История любовных побед от Античности до наших дней - Болонь Жан-Клод - Страница 34


Изменить размер шрифта:

34

Хоть XVI век и знал толк в изнасилованиях, он отличал эту стратегию от того длительного служения, коим кавалер обязан почтить уважаемую возлюбленную. В начале этого столетия, когда всеобщим достоянием стало мнение, будто женщины жаждут пасть, мужчины без зазрения совести переходили от одного завоевания к другому. Марконье, влюбившись в мадам д’Аленкур, стал ей служить «весьма долгое время, но не добился ни единой милости». Устав от борьбы, он однажды на охоте нарочно упал с лошади, под этим предлогом вернулся в замок и застал даму врасплох. Без обиняков возвестив ей о своем желании, он взял ее силой, несмотря на сопротивление. Она могла бы закричать, позвать слуг, но из боязни скандала молча перенесла это. Утолив свое желание, бесстыдник пал ниц и, «как бы там ни было, дал ей все мыслимое удовлетворение». Но тщетно. Поскольку оскорбленная женщина угрожает своему обидчику, что велит верным людям его заколоть, тот пускает в ход классический жест — протягивает ей свое оружие: если он должен умереть, пусть лишь ее рука совершит отмщение. Мадам д’Аленкур не Лукреция: она прощает и становится его любовницей.

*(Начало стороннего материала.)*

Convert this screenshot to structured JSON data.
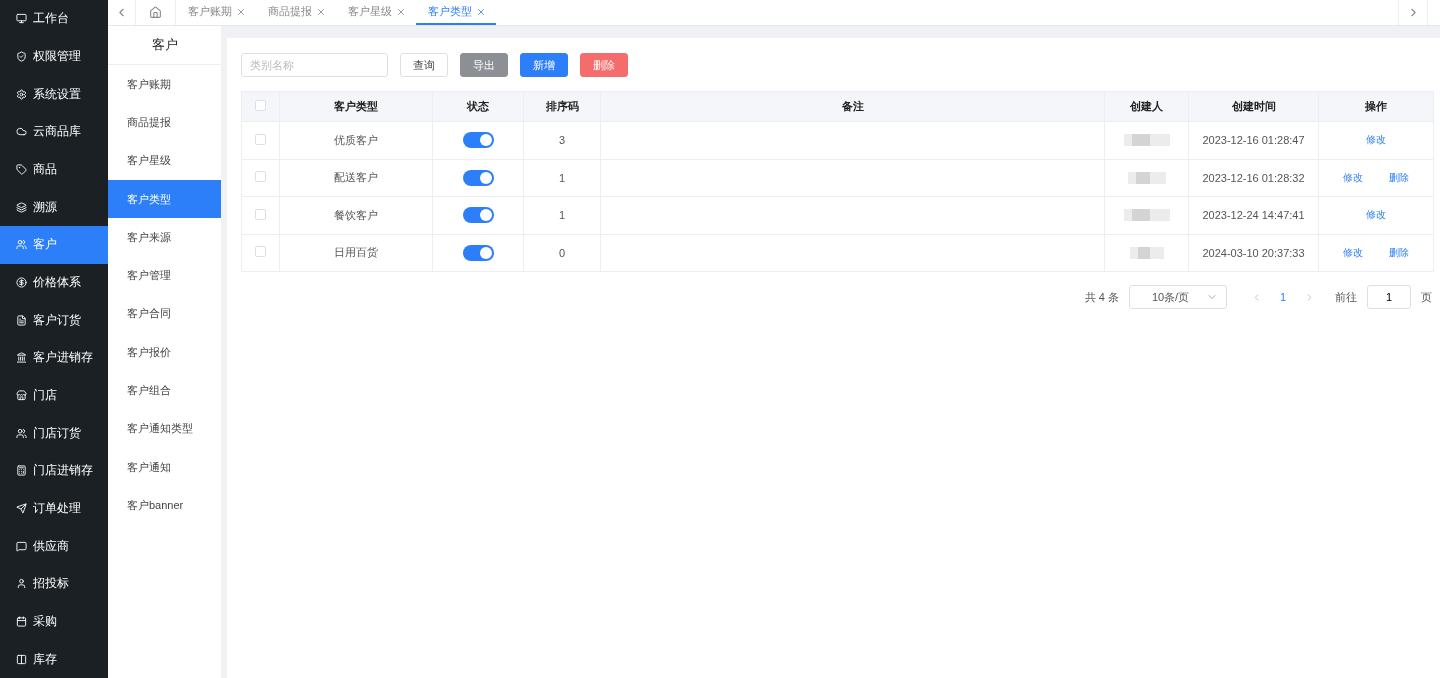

Искренняя любовь, подобная той, какую Генрих IV на склоне дней своих питал к Шарлотте де Монморанси, сохраняет за собой легкие приметы галантности, упоминания о которых в ту эпоху слишком редки, чтобы обойти их молчанием. Необычайна страсть, которой король воспылал к этой девочке на сорок два года моложе его. Отняв ее у Бассомпьера, он выдает свою любимую замуж за принца Конде, супруга, как будто готового на все закрыть глаза. Но тот, внезапно заревновав, удаляет ее от двора. Когда чета останавливается в Вертёйе, в Пикардии, Шарлотту и ее свекровь приглашает в гости их сосед, владелец замка де Триньи. По дороге туда им выезжает навстречу королевская охота, а среди людей в ливреях оказывается и сам король, переодетый обер-егермейстером, для пущего успеха маскарада с пластырем на глазу! Мадам де Триньи в своем замке подводит гостью к окну, из которого она тотчас же замечает… короля, расположившегося в примыкающем к зданию павильоне. И он «то и дело подносит одну руку к губам, посылая ей что-то вроде воздушных поцелуев, а другую к сердцу, показывая, что оно ранено». Пьер Ленэ, поместивший эту историю в своих «Мемуарах», утверждает, что слышал ее из уст самой принцессы де Конде в пятидесятых годах XVII века. Этот галантный жест был сурово осужден матерью Конде. Она отчитала хозяина дома за попустительство, досталось и самому монарху, привлеченному их ссорой. Конде после этого поспешит укрыться в Брюсселе.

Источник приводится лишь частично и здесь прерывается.